At sea we routinely conduct photo-identification (photo-ID) which will likely be a major focus of BWS research again in coming years. Photo-ID involves photographing the distinctive pigmentation patterns on blue whales’ flanks, for comparison with images in databases held by ourselves and blue whale researchers elsewhere. It enables us to develop life history data for individual whales, including movements, calving intervals, associations between individuals, individual residence periods in certain areas, and so on. In recent years we have also realised that it allows us to monitor the health of blue whales from their appearance, as we have noted evidence of ‘skinny’ whales (emaciation), parasite infestations and skin disease. We can also monitor the welfare of whales that have been tagged by other research groups, a necessary follow-up to tagging.
For several years we were involved in biopsy sampling, the collection of a small amount of skin from free-swimming whales, for genetic analysis. It has enabled us to learn the sex of each individual (to go with individual photo-ID), as well as the population group to which the whale belongs (‘Indian Ocean’ pygmy blues). In this way we have contributed to and understanding of the ‘population structure’ of blue whales and their various subspecies in the Southern Hemisphere, which has important conservation implications.
For years we have monitored upwelling dynamics by deploying temperature loggers, which record temperature at varying depths, for months at a time. Further deployments are planned during the 2016-17 summer. We have also deployed passive acoustic loggers to record blue whale calls over periods of months. This helped to put local blue whale calls into a global context, to indicate impacts from human activities, and allow tracking of blue whale movements.

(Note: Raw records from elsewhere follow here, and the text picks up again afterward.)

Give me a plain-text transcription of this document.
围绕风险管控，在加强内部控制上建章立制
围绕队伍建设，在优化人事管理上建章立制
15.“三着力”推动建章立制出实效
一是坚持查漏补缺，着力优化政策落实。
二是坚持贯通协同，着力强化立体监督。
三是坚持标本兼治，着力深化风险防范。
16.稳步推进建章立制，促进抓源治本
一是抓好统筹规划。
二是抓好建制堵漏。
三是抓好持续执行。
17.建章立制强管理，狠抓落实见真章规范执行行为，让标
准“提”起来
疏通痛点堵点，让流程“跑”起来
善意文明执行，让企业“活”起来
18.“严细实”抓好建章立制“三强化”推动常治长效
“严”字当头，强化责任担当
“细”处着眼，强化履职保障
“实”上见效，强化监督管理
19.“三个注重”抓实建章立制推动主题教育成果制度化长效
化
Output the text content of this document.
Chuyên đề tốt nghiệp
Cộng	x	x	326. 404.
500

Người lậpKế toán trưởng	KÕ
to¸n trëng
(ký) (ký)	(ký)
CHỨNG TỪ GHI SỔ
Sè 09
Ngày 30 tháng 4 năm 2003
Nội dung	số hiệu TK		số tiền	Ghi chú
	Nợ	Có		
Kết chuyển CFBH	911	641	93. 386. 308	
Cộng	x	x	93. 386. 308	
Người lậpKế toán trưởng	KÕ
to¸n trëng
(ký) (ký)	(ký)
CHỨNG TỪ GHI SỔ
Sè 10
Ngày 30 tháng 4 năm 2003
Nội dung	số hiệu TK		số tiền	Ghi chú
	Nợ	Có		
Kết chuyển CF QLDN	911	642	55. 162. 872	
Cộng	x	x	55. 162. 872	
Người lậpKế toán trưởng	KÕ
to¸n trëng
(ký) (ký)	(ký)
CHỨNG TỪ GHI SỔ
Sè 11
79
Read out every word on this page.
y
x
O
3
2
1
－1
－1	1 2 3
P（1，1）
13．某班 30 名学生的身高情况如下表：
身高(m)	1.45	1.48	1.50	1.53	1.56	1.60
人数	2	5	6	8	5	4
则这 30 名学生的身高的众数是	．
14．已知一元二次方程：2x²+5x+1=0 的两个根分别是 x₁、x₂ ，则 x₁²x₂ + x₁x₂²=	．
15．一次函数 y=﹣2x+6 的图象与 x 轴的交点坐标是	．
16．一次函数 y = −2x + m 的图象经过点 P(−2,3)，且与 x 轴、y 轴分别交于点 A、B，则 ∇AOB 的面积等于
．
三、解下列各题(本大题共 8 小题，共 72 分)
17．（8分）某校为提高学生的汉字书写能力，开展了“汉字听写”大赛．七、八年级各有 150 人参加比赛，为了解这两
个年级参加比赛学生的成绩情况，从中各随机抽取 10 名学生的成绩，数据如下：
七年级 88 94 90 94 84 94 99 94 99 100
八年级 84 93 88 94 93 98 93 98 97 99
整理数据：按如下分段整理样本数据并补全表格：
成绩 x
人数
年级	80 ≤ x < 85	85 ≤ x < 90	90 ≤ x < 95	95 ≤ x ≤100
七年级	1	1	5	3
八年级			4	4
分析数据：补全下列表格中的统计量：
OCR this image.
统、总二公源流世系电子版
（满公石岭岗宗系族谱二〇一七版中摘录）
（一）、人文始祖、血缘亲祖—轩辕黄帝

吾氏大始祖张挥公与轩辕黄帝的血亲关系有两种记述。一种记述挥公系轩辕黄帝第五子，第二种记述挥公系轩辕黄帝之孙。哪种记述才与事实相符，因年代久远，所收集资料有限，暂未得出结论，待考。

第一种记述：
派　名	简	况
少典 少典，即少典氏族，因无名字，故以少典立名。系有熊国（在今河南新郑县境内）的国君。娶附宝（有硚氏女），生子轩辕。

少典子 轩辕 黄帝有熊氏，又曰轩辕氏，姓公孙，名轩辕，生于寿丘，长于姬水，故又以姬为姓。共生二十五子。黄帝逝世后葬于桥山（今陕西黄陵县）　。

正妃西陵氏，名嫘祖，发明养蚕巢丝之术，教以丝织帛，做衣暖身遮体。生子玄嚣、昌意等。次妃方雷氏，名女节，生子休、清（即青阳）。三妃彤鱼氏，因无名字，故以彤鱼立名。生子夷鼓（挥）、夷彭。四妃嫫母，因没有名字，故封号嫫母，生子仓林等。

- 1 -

The multidisciplinary research that we are engaged in requires a range of skills and backgrounds. We have therefore collaborated with a diversity of research groups from Australia and overseas, which has been an exciting and rewarding part of our work. For many years the blue whale research community in Australia was small and closely knit, but this small group of researchers has added to our understanding of blue whales well beyond what could have been imagined 20 years ago.